When Bitcoin launched the block reward was 50 btc/block but every four years the reward is cut in half - it is currently 6.25 btc/block. When all 21M Bitcoin have been created the block reward will dwindle down to nothing - sometime well after 2100 by current trajectories. What happens then is something we can only conjecture about now, but there are a few basic possibilities:

  1. The Optimistic Scenario
    As the block reward diminishes transaction fees rise to replace it and mining revenue remains high or perhaps even grows. Everything more or less works as intended and we all go out for ice cream sundaes.

  2. The Pessimistic Scenario
    If transaction fees never grow to replace the block reward the amount of mining securing the network will drop as well. The value of mining is a natural cap on the value of the network, because if the value grows too high relative to the fees it will be more profitable to attack the network than defend it. In this world Bitcoin may shrink to accommodate lower security limits or it may just fail entirely.

  3. The Nation State Scenario
    Today the majority of Bitcoin mining is done by profit-minded businesses, but that doesn’t necessarily have to be the case. In a world where Bitcoin has enough traction to be considered a reserve asset by central banks nations might decide to mine Bitcoin not for the rewards but to ensure access to the network, the way they cultivate domestic steel industries for national security purposes. In that case Bitcoin would be protected even if mining wasn’t profitable.
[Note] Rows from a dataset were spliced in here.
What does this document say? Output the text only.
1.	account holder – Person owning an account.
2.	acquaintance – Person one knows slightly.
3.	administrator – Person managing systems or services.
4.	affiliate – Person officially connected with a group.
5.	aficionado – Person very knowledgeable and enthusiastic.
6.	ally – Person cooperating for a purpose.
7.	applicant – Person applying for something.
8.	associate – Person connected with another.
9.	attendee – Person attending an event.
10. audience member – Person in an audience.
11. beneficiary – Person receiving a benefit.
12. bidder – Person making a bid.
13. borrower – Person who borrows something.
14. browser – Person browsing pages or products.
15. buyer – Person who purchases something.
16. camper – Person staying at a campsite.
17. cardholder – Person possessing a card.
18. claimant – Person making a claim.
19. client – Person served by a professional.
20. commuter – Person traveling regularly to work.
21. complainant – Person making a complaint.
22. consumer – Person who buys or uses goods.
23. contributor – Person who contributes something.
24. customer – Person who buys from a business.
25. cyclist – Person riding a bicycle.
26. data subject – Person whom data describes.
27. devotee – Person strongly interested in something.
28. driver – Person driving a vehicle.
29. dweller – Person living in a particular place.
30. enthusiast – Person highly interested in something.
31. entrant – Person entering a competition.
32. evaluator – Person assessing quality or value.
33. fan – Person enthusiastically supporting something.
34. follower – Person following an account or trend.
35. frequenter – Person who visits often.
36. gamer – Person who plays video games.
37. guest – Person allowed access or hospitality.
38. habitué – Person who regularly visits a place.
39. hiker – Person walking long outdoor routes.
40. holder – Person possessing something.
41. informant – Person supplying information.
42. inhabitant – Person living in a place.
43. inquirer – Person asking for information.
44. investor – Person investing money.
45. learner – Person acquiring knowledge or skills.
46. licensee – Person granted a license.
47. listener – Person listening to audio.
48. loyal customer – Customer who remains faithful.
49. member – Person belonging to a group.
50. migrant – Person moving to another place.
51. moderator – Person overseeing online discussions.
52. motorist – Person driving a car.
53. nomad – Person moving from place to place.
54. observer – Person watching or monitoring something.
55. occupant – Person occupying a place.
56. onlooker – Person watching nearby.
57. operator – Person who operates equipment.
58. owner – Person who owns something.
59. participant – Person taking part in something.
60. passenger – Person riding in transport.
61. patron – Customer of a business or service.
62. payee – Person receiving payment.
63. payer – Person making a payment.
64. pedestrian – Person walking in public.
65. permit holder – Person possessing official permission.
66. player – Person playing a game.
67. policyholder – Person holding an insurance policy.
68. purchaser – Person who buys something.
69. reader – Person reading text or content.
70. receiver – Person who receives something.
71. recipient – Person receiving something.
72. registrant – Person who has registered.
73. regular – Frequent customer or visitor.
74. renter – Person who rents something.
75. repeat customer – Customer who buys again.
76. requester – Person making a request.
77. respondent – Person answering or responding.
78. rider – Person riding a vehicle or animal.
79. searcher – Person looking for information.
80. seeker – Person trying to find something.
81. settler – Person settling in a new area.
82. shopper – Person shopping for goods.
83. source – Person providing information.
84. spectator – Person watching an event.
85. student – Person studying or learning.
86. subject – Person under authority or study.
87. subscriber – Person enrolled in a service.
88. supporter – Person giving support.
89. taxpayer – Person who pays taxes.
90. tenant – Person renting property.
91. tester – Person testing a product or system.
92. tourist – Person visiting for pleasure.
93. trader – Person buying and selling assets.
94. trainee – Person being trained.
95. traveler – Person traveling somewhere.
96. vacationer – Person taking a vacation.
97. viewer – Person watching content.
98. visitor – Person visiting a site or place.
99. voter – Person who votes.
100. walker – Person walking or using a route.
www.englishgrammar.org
  4. The Eternal Subsidy Scenario
    Some people believe that after hitting Scenario 2 (where the network struggles and begins to fail from a shortage of fees) that the Bitcoin community will collectively fork to a version of Bitcoin that maintains the block reward forever - breaking the 21M Bitcoin supply constraint but returning to the era of subsidized mining. I find that scenario difficult to envision but it is definitely one that some people are anticipating.

Transaction fees have already started to contribute noticeably to miner revenue and we have roughly a century left of block rewards to build up momentum before we need to achieve liftoff, so I’m overall not super worried about this scenario.

Other things happening right now:

  • In the early days of crypto Max Keiser gave Alex Jones 10,000 bitcoin - worth ~$570M at time of writing. Jones lost the laptop. That’s a shame because laptops are expensive. If he had ~$570M he could afford to replace it.